Last week I decided to separate my weekly sabbath post from my year-long commitment to reading multi-national literature. This is my first independent post about my world tour of literature. I have also recently committed to keeping a year-long fast from reading white males, a commitment which will necessarily involve defining ‘white male’ as the year goes along. This week is a case in point. I choose not to register Antonio Guerrero – a Cuban and, though light skinned, a Latino –  as a ‘priviledged white male.’


Several weeks ago I committed a week to reading Cuban writers, particularly Antonio Guerrero. Guerrero is a Cuban poet who spent 16 year in a U.S. prison as one of the Cuban Five. Guerrero and four colleagues were arrested in 1998 for espionage. Antonio is hailed in Cuba as an anti-terrorist hero, as well he should be. Though for a long time officially denied by the Cuban government, Antonio was in the United States collecting information on several Miami based terrorist groups, which the U.S. government was either sanctioning or turning a blind eye to. These terrorist groups included “Brother to the Rescue” which violated Cuban airspace with a Cessna plane filled with anti-government propaganda in 1996 and was shot down a week before my first visit to Cuba. Needless to say, this incident was a source of much conversation in Cuba, and an education for me.

Guerrero is no Jose Marti, but his images and evocations bring me immediately back to this island nation I love so much – evoking Marti on every page. Purchased in Havana, my copy of Desde mi altura / From My Altitude, is a bilingual edition of Antonio’s early prison poetry.

One has to know pride / to know giving, without receiving.


The happiness of living is not just luck / it is struggle without cease for what we love.


Life is only life if there is courage / to wear the truth, facing the world.

This is a kind of aphoristic wisdom I am familiar with in Cuba, which, embedded in longer poems, becomes deeply moving and life grounding. Compare the photo above, which comes from the back cover of my book of poetry, with the later photo after Antonio’s release in 2014 (almost a year ago). The aging between these two pictures took place in prison. The smile conceals a great deal of suffering.

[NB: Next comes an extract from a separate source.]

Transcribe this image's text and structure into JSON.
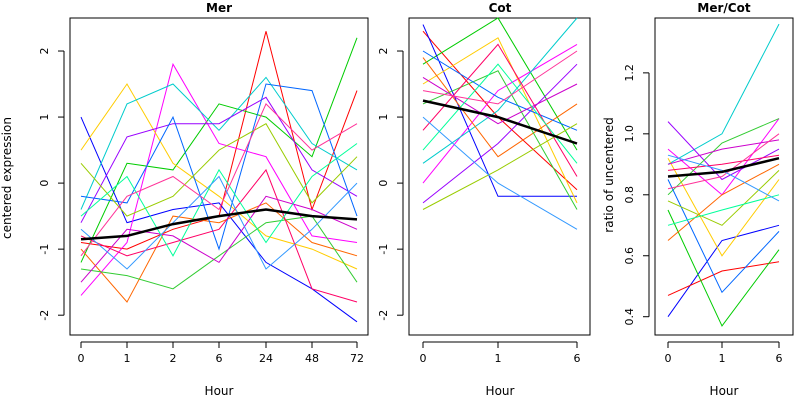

I have been reading Cuban literature for decades. In the last few weeks I have also read other Cuban poets included in my new Ecco Anthology of International Poetry, especially Nicolas Guillen and  Maria Elena Cruz Varela, as well as selections from the anthology Cubana: Contemporary Fiction by Cuban Women. I will come back an finish this anthology as my world tour circles back to the Caribbean.